The Vietnamese textile industry was affected because of the pandemic but the economy capitalised on the opportunity and exported 1.13 billion masks from March to October 2020. Popularly known for Cut – Make – Trim Exports, Vietnam is now attracting FDI inflows for end- to end manufacturing, also known as original design manufacturing.
What is Bharat’s takeaway from these countries?
Bharat’s textiles and apparels exports amounted to $15bn in 2019-20 fiscal de-growing around 4-5% from last year. Its share in the global textiles market has been shrinking and now it contributes to around 5% to total textile exports. According to a study by Confederation of Indian Textiles Industry, Bharat aims to increase this share to 15% and along with Bangladesh, both countries can achieve 35% share to global exports, leading ahead of China in the coming five to ten years.
We have discussed broadly the factors that have led to loss of exports and so far, we have understood that Bharat needs to increase its competitiveness in the global market by not compromising on safety measures. Comprehending these factors, the government, in the budget of 2020, a framework for development of seven Mega Investment Textile Parks over three years have been laid down, which is the first step towards getting back to our export goals.
The sector has also been provided for in the PLI Scheme with a dedicated investment of around 10,000 crores. Infrastructure development, especially ports and logistics, along with technological advancements is crucial to be competitive in terms of turnaround time. Higher labour cost than Bangladesh and Vietnam already makes us less competitive.
Increasing productivity by consolidating smaller units into bigger ones will save costs, increase production and help us achieve economies of scale. Revision of GST rates and boosting export incentives along with robust export credit will go a long way in making Bharat a better choice for exports.

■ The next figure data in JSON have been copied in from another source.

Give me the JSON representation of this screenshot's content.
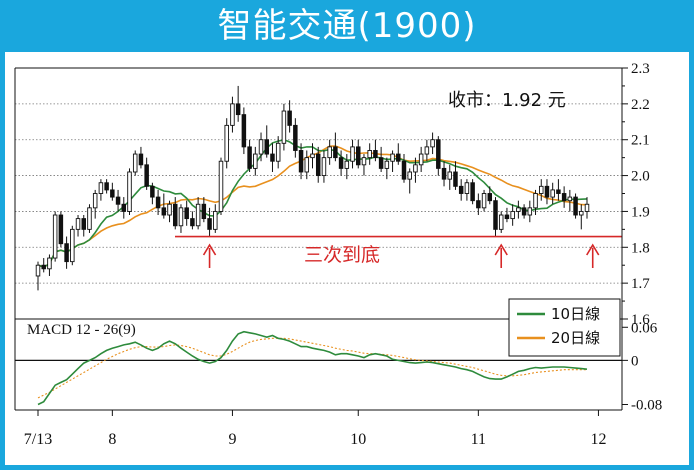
{
  "title": "智能交通(1900)",
  "chart_data": {
    "type": "candlestick",
    "price_label": "收市：1.92 元",
    "annotation": "三次到底",
    "support_level": 1.83,
    "ylim": [
      1.6,
      2.3
    ],
    "y_ticks": [
      "2.3",
      "2.2",
      "2.1",
      "2.0",
      "1.9",
      "1.8",
      "1.7",
      "1.6"
    ],
    "x_ticks": [
      {
        "label": "7/13",
        "i": 0
      },
      {
        "label": "8",
        "i": 13
      },
      {
        "label": "9",
        "i": 34
      },
      {
        "label": "10",
        "i": 56
      },
      {
        "label": "11",
        "i": 77
      },
      {
        "label": "12",
        "i": 98
      }
    ],
    "arrows_at": [
      30,
      81,
      97
    ],
    "legend": [
      {
        "name": "10日線",
        "color": "#2e8b3c"
      },
      {
        "name": "20日線",
        "color": "#e8901e"
      }
    ],
    "candles": [
      [
        1.72,
        1.76,
        1.68,
        1.75
      ],
      [
        1.75,
        1.77,
        1.73,
        1.74
      ],
      [
        1.74,
        1.78,
        1.72,
        1.77
      ],
      [
        1.77,
        1.9,
        1.76,
        1.89
      ],
      [
        1.89,
        1.9,
        1.8,
        1.81
      ],
      [
        1.81,
        1.83,
        1.74,
        1.76
      ],
      [
        1.76,
        1.86,
        1.75,
        1.85
      ],
      [
        1.85,
        1.89,
        1.83,
        1.88
      ],
      [
        1.88,
        1.89,
        1.83,
        1.85
      ],
      [
        1.85,
        1.92,
        1.84,
        1.91
      ],
      [
        1.91,
        1.96,
        1.88,
        1.95
      ],
      [
        1.95,
        1.99,
        1.93,
        1.98
      ],
      [
        1.98,
        1.99,
        1.95,
        1.96
      ],
      [
        1.96,
        1.98,
        1.93,
        1.94
      ],
      [
        1.94,
        1.96,
        1.9,
        1.92
      ],
      [
        1.92,
        1.94,
        1.88,
        1.9
      ],
      [
        1.9,
        2.02,
        1.89,
        2.01
      ],
      [
        2.01,
        2.07,
        2.0,
        2.06
      ],
      [
        2.06,
        2.08,
        2.02,
        2.03
      ],
      [
        2.03,
        2.05,
        1.96,
        1.97
      ],
      [
        1.97,
        1.98,
        1.92,
        1.94
      ],
      [
        1.94,
        1.96,
        1.89,
        1.91
      ],
      [
        1.91,
        1.95,
        1.88,
        1.89
      ],
      [
        1.89,
        1.93,
        1.87,
        1.92
      ],
      [
        1.92,
        1.94,
        1.85,
        1.86
      ],
      [
        1.86,
        1.92,
        1.84,
        1.91
      ],
      [
        1.91,
        1.93,
        1.86,
        1.88
      ],
      [
        1.88,
        1.9,
        1.85,
        1.86
      ],
      [
        1.86,
        1.94,
        1.85,
        1.92
      ],
      [
        1.92,
        1.94,
        1.87,
        1.88
      ],
      [
        1.88,
        1.91,
        1.83,
        1.85
      ],
      [
        1.85,
        1.92,
        1.84,
        1.9
      ],
      [
        1.9,
        2.05,
        1.89,
        2.04
      ],
      [
        2.04,
        2.16,
        2.02,
        2.14
      ],
      [
        2.14,
        2.22,
        2.12,
        2.2
      ],
      [
        2.2,
        2.25,
        2.15,
        2.17
      ],
      [
        2.17,
        2.19,
        2.06,
        2.08
      ],
      [
        2.08,
        2.1,
        2.01,
        2.02
      ],
      [
        2.02,
        2.08,
        2.0,
        2.06
      ],
      [
        2.06,
        2.12,
        2.04,
        2.1
      ],
      [
        2.1,
        2.14,
        2.05,
        2.06
      ],
      [
        2.06,
        2.09,
        2.01,
        2.04
      ],
      [
        2.04,
        2.11,
        2.02,
        2.09
      ],
      [
        2.09,
        2.2,
        2.07,
        2.18
      ],
      [
        2.18,
        2.21,
        2.12,
        2.14
      ],
      [
        2.14,
        2.16,
        2.05,
        2.07
      ],
      [
        2.07,
        2.09,
        1.99,
        2.01
      ],
      [
        2.01,
        2.07,
        1.99,
        2.05
      ],
      [
        2.05,
        2.09,
        2.02,
        2.06
      ],
      [
        2.06,
        2.08,
        1.98,
        2.0
      ],
      [
        2.0,
        2.07,
        1.98,
        2.05
      ],
      [
        2.05,
        2.1,
        2.03,
        2.08
      ],
      [
        2.08,
        2.12,
        2.04,
        2.05
      ],
      [
        2.05,
        2.07,
        2.0,
        2.02
      ],
      [
        2.02,
        2.06,
        1.99,
        2.04
      ],
      [
        2.04,
        2.1,
        2.02,
        2.08
      ],
      [
        2.08,
        2.1,
        2.02,
        2.03
      ],
      [
        2.03,
        2.06,
        2.0,
        2.05
      ],
      [
        2.05,
        2.09,
        2.03,
        2.07
      ],
      [
        2.07,
        2.1,
        2.04,
        2.05
      ],
      [
        2.05,
        2.08,
        2.01,
        2.02
      ],
      [
        2.02,
        2.05,
        1.99,
        2.04
      ],
      [
        2.04,
        2.07,
        2.01,
        2.06
      ],
      [
        2.06,
        2.09,
        2.03,
        2.04
      ],
      [
        2.04,
        2.06,
        1.98,
        1.99
      ],
      [
        1.99,
        2.02,
        1.95,
        2.01
      ],
      [
        2.01,
        2.05,
        1.98,
        2.03
      ],
      [
        2.03,
        2.08,
        2.01,
        2.06
      ],
      [
        2.06,
        2.1,
        2.04,
        2.08
      ],
      [
        2.08,
        2.12,
        2.06,
        2.1
      ],
      [
        2.1,
        2.11,
        2.0,
        2.02
      ],
      [
        2.02,
        2.04,
        1.97,
        1.99
      ],
      [
        1.99,
        2.03,
        1.96,
        2.01
      ],
      [
        2.01,
        2.04,
        1.96,
        1.97
      ],
      [
        1.97,
        1.99,
        1.93,
        1.95
      ],
      [
        1.95,
        1.99,
        1.93,
        1.98
      ],
      [
        1.98,
        1.99,
        1.92,
        1.93
      ],
      [
        1.93,
        1.95,
        1.89,
        1.91
      ],
      [
        1.91,
        1.96,
        1.9,
        1.95
      ],
      [
        1.95,
        1.97,
        1.92,
        1.93
      ],
      [
        1.93,
        1.94,
        1.83,
        1.85
      ],
      [
        1.85,
        1.9,
        1.84,
        1.89
      ],
      [
        1.89,
        1.91,
        1.87,
        1.88
      ],
      [
        1.88,
        1.92,
        1.86,
        1.9
      ],
      [
        1.9,
        1.93,
        1.88,
        1.91
      ],
      [
        1.91,
        1.92,
        1.88,
        1.89
      ],
      [
        1.89,
        1.93,
        1.87,
        1.91
      ],
      [
        1.91,
        1.96,
        1.89,
        1.95
      ],
      [
        1.95,
        1.99,
        1.93,
        1.97
      ],
      [
        1.97,
        1.99,
        1.92,
        1.94
      ],
      [
        1.94,
        1.98,
        1.92,
        1.96
      ],
      [
        1.96,
        1.99,
        1.93,
        1.95
      ],
      [
        1.95,
        1.97,
        1.91,
        1.93
      ],
      [
        1.93,
        1.96,
        1.9,
        1.94
      ],
      [
        1.94,
        1.95,
        1.88,
        1.89
      ],
      [
        1.89,
        1.92,
        1.85,
        1.9
      ],
      [
        1.9,
        1.94,
        1.88,
        1.92
      ]
    ],
    "macd_label": "MACD 12 - 26(9)",
    "macd_ylim": [
      -0.09,
      0.075
    ],
    "macd_ticks": [
      "0.06",
      "0",
      "-0.08"
    ],
    "macd_main": [
      -0.08,
      -0.075,
      -0.06,
      -0.045,
      -0.04,
      -0.035,
      -0.025,
      -0.015,
      -0.005,
      0.0,
      0.005,
      0.012,
      0.018,
      0.022,
      0.025,
      0.028,
      0.03,
      0.033,
      0.028,
      0.022,
      0.018,
      0.022,
      0.03,
      0.035,
      0.03,
      0.022,
      0.015,
      0.008,
      0.002,
      -0.002,
      -0.005,
      -0.002,
      0.005,
      0.018,
      0.035,
      0.048,
      0.052,
      0.05,
      0.048,
      0.045,
      0.042,
      0.045,
      0.04,
      0.038,
      0.035,
      0.03,
      0.025,
      0.025,
      0.022,
      0.02,
      0.018,
      0.015,
      0.01,
      0.012,
      0.012,
      0.01,
      0.008,
      0.005,
      0.01,
      0.012,
      0.01,
      0.008,
      0.002,
      0.0,
      -0.002,
      -0.004,
      -0.005,
      -0.004,
      -0.003,
      -0.004,
      -0.006,
      -0.008,
      -0.01,
      -0.012,
      -0.015,
      -0.017,
      -0.02,
      -0.025,
      -0.03,
      -0.033,
      -0.034,
      -0.034,
      -0.03,
      -0.025,
      -0.02,
      -0.018,
      -0.015,
      -0.013,
      -0.014,
      -0.013,
      -0.012,
      -0.012,
      -0.012,
      -0.013,
      -0.014,
      -0.015,
      -0.016
    ],
    "macd_signal": [
      -0.068,
      -0.063,
      -0.058,
      -0.052,
      -0.046,
      -0.04,
      -0.034,
      -0.028,
      -0.022,
      -0.016,
      -0.01,
      -0.004,
      0.002,
      0.007,
      0.012,
      0.016,
      0.02,
      0.023,
      0.025,
      0.025,
      0.024,
      0.024,
      0.025,
      0.027,
      0.028,
      0.027,
      0.025,
      0.022,
      0.018,
      0.014,
      0.01,
      0.008,
      0.008,
      0.011,
      0.016,
      0.022,
      0.028,
      0.033,
      0.036,
      0.038,
      0.039,
      0.04,
      0.04,
      0.04,
      0.039,
      0.037,
      0.035,
      0.033,
      0.031,
      0.029,
      0.027,
      0.025,
      0.022,
      0.02,
      0.018,
      0.017,
      0.015,
      0.013,
      0.012,
      0.012,
      0.011,
      0.01,
      0.009,
      0.007,
      0.005,
      0.003,
      0.001,
      0.0,
      -0.001,
      -0.002,
      -0.003,
      -0.004,
      -0.005,
      -0.007,
      -0.009,
      -0.011,
      -0.013,
      -0.016,
      -0.019,
      -0.022,
      -0.025,
      -0.027,
      -0.028,
      -0.028,
      -0.027,
      -0.026,
      -0.024,
      -0.022,
      -0.021,
      -0.02,
      -0.019,
      -0.018,
      -0.017,
      -0.017,
      -0.017,
      -0.017,
      -0.017
    ]
  }
}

Being the second largest employer, a focused initiative on increasing textile exports will lead to employment generation especially for women, improving overall labour force participation. Covid-19 pandemic has called for additional safety measures and stricter rules and regulations for all industries.
While we are moving through the pandemic, the trade policies globally are shifting and taking new places. While China has been a dominant exporter in the global market, condemnation on grounds of dumping cheap goods and unhealthy trade practices has given the time and opportunity for Bharat to reassess and reformulate effective trade agreements with other nations in order to gain the desired outcome of increasing exports and becoming an integral part of global supply chain.